According to the World Bank, governments in Sub-Saharan Africa spend about $30 in domestic general health expenditure per capita, compared to $2,600 in the European Union and $5,300 in the United States. This indicates that at $10 per fully vaccinated individual, governments in Sub-Saharan Africa would spend 30 percent of their entire annual health budgets on COVID-19 vaccination. These costs could jeopardize the prospects of meeting the target of full vaccination of 60 percent of the adult population in Africa by 2022. This is both socially and economically untenable.

While COVAX has made significant progress, raising more than $10 billion and securing legally binding vaccine delivery commitments of up to 4.5 billion doses, only 240 million doses have been delivered so far. As of August, just 10 percent of the doses allocated to Africa from COVAX had been delivered. More needs to be done.

The first, best approach would be for the G20 to treat the situation in Africa and poor parts of Asia and South America as they have done for their own societies. Immediate assessment and allocation of the full grant funding required to supply and roll out vaccines should be provided. To save time, this could be done through existing multilateral channels.

For the African adult population of 700 million, we estimate the amount required to manufacture and deliver 2 doses per person would be less than $14 billion. As a second best option, an increase in volume and procurement guarantees to support price discounts and supply to Africa is also likely to be helpful. The longer-term solution—developing licensed regional manufacturing sites—should not cloud the immediate need.
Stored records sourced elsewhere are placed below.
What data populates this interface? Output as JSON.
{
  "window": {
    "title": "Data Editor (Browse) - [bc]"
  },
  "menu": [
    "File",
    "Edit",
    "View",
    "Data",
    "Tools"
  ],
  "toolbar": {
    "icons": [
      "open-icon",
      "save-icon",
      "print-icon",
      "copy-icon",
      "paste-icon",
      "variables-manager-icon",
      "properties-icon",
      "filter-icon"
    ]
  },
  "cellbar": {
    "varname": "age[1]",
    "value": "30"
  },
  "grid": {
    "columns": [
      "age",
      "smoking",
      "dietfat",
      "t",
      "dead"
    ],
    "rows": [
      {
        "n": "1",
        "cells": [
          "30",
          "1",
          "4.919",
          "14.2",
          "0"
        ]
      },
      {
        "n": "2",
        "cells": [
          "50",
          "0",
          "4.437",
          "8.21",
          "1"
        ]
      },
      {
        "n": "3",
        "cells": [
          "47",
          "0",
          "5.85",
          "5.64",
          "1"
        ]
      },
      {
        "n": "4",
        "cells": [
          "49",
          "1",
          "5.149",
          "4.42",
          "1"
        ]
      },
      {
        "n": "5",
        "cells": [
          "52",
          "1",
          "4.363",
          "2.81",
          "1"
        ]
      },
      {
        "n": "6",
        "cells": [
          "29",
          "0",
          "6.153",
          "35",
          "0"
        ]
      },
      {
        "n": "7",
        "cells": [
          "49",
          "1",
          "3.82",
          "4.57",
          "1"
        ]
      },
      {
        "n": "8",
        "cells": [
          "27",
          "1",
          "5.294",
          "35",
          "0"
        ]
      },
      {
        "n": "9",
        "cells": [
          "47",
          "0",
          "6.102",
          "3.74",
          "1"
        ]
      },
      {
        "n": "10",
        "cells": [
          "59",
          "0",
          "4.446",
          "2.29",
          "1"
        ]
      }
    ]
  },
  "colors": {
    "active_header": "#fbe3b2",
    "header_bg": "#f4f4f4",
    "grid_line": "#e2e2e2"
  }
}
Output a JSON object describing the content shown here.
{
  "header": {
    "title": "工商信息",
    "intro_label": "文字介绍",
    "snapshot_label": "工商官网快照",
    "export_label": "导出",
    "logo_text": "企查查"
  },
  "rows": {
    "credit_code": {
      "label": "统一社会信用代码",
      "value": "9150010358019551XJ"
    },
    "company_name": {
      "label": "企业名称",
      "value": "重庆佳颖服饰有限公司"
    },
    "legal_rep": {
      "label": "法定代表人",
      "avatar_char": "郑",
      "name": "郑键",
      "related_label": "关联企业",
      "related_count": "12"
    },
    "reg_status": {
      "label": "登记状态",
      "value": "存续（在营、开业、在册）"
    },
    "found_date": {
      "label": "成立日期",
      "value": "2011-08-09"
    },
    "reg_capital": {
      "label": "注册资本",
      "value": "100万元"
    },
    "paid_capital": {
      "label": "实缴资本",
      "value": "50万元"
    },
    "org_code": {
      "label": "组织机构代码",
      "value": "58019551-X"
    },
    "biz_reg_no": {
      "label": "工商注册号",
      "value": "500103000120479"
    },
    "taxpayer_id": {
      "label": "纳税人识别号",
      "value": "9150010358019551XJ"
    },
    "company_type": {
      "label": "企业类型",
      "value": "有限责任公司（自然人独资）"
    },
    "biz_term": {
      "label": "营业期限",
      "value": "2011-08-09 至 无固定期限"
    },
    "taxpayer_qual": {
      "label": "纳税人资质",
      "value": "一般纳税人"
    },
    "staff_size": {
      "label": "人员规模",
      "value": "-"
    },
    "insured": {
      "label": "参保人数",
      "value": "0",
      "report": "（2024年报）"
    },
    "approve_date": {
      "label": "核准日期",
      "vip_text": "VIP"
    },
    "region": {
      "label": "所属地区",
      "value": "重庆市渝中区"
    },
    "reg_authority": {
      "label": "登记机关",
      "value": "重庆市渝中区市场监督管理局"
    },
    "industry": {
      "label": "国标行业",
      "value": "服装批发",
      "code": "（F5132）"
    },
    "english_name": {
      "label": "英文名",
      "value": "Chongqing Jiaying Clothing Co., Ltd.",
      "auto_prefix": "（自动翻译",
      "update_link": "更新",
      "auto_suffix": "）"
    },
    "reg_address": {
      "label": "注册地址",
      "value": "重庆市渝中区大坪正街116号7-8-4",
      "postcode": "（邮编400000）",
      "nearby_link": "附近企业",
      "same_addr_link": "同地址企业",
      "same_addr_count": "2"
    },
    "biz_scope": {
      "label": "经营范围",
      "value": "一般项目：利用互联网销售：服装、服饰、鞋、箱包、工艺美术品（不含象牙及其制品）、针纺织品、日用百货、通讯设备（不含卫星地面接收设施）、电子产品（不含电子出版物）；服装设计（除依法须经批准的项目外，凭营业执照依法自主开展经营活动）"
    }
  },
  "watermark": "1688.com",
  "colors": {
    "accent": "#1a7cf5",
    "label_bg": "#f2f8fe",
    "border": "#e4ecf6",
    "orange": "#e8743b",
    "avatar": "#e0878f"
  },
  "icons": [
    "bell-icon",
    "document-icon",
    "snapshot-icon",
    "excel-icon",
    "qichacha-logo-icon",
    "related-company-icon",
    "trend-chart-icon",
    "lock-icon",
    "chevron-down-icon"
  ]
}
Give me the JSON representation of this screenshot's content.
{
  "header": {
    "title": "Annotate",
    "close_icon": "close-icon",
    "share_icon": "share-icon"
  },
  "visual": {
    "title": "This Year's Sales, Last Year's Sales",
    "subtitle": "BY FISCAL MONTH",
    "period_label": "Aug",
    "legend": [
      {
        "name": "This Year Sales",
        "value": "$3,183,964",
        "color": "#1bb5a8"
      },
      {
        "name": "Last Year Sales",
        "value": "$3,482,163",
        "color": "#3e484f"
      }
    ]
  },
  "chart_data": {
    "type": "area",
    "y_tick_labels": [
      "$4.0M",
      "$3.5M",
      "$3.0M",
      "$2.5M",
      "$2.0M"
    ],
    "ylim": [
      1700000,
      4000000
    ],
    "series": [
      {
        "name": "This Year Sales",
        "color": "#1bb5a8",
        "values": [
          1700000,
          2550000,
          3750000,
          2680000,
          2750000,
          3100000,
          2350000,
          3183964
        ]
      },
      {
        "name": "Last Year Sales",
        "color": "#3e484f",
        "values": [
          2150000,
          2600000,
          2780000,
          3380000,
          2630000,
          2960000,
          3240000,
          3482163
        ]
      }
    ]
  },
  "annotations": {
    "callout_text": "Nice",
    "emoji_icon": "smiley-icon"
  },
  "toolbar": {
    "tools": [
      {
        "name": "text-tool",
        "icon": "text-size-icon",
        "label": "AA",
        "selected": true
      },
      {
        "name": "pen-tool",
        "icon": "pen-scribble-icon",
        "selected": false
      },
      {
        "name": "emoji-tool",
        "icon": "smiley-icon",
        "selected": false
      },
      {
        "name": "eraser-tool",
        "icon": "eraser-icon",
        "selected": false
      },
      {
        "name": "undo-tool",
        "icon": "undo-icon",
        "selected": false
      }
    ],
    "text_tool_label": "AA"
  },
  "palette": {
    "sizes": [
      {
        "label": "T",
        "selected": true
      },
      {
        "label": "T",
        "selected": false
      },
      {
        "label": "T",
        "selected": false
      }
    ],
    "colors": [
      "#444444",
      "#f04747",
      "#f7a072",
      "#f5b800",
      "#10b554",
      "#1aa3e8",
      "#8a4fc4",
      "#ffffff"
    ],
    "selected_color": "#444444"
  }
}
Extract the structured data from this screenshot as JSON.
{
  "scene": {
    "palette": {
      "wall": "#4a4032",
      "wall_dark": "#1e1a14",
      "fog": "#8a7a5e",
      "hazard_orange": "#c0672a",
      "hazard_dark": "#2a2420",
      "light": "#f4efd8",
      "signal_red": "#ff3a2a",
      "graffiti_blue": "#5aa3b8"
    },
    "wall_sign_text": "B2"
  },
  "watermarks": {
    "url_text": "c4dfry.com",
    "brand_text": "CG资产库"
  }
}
A vaccine delayed is a vaccine denied. The present injustice should be replaced by genuine action to save lives—all lives. We should be willing to examine any solution that could help the world's poorest countries get a fair chance of beating the COVID pandemic.​

Dr. Githinji Gitahi is Group CEO of Amref Health Africa. Charles Okeahalam is Chairman of Amref Health Africa's international board of directors.

The views expressed in this article are the writers' own.